Unfortunately, Dakota Energy Cooperative headquartered in Huron, has made its intention known to break the promise they made to their surrounding cooperatives to share in the risk and reward of working together. Dakota Energy filed a lawsuit in November 2020 against its own cooperative, East River Electric, to break the long-term contract they signed in 2015. They intend to purchase power from a for-profit investment firm which operates as an unregulated power broker called Guzman Energy which has no investment in our region.

In the last 20 years, Dakota Energy Cooperative has tripled the amount of energy they sell annually. Much of that growth has come from just a few larger consumers. All of the other cooperatives, through their ownership in East River Electric, invested in the infrastructure necessary to serve those large businesses. Costs to Dakota Energy alone would’ve been significant, so rather than building their own transmission and substation assets they relied on East River Electric and the other members to build the transmission for them.

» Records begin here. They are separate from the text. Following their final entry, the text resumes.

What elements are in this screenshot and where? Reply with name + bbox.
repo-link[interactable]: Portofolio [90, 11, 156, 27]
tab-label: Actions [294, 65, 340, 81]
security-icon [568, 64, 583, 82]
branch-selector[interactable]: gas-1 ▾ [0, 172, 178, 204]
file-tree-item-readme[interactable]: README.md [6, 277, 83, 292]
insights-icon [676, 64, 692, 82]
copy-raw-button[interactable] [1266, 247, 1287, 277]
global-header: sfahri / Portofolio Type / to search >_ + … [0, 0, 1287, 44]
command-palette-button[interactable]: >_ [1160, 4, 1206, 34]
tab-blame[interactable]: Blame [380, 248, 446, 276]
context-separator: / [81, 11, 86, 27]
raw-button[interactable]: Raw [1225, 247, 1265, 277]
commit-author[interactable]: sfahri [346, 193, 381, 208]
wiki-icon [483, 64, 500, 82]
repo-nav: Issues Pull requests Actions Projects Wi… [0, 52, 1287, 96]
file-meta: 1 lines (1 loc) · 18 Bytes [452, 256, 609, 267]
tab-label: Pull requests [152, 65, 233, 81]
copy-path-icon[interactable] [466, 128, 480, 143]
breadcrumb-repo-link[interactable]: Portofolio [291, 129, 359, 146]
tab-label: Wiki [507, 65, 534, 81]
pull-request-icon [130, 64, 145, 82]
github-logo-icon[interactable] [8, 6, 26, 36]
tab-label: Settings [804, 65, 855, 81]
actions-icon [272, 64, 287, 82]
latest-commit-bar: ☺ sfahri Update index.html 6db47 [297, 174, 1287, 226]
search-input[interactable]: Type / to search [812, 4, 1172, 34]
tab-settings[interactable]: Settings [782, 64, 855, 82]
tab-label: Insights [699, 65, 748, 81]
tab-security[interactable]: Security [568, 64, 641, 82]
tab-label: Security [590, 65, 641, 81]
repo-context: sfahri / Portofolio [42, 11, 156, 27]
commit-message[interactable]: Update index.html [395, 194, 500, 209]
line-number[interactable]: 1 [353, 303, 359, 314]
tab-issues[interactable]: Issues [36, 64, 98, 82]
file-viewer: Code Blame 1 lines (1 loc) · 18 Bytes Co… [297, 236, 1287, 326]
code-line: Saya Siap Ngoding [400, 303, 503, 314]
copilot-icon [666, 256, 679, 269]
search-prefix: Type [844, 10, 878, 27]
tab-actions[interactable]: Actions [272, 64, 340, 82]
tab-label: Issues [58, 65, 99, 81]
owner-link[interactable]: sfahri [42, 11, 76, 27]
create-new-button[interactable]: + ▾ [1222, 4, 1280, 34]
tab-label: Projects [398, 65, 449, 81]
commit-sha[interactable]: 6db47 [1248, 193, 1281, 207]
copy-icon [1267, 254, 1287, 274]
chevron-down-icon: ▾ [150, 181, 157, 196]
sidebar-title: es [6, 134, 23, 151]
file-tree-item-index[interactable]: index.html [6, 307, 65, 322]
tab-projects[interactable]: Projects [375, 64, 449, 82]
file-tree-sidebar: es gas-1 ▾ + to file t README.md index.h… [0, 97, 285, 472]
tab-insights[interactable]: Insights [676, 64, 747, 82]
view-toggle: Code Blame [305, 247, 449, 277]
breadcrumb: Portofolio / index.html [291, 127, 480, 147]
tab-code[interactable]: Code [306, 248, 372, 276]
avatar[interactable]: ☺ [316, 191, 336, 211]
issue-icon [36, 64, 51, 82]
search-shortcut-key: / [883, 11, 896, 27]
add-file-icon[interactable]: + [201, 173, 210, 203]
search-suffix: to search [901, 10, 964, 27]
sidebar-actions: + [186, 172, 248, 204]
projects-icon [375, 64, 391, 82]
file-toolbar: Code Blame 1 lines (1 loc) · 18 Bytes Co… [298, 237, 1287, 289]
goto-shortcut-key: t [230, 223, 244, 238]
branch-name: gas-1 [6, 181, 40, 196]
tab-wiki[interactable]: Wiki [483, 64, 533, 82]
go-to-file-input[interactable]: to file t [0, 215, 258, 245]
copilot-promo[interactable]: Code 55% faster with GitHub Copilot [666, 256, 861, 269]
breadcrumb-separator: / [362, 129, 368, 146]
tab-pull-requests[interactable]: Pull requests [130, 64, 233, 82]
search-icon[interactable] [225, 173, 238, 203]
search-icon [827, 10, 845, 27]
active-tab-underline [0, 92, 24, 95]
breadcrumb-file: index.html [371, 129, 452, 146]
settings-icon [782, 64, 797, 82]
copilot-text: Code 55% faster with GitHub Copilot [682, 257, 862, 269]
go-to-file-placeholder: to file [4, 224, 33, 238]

They signed a long-term contract in 2015 promising to buy power from East River Electric to pay for their share of that infrastructure. Now they’re attempting to break a contract which could lead to increased costs on the other cooperatives that helped them pay for infrastructure they needed.

Electric infrastructure is a capital-intense proposition. Transmission needed to move power from a generation source to a home or business is expensive. If cooperatives didn’t work together to take advantage of economies of scale and spread the risk of investing tens of millions of dollars to serve consumers, local rates would be much higher. East River Electric provides the expertise needed to build and maintain these transmission assets. East River Electric linemen and substation technicians, who are local South Dakotans and Minnesotans, help repair lines after storms. These are examples of how cooperatives have always worked together for the betterment of all.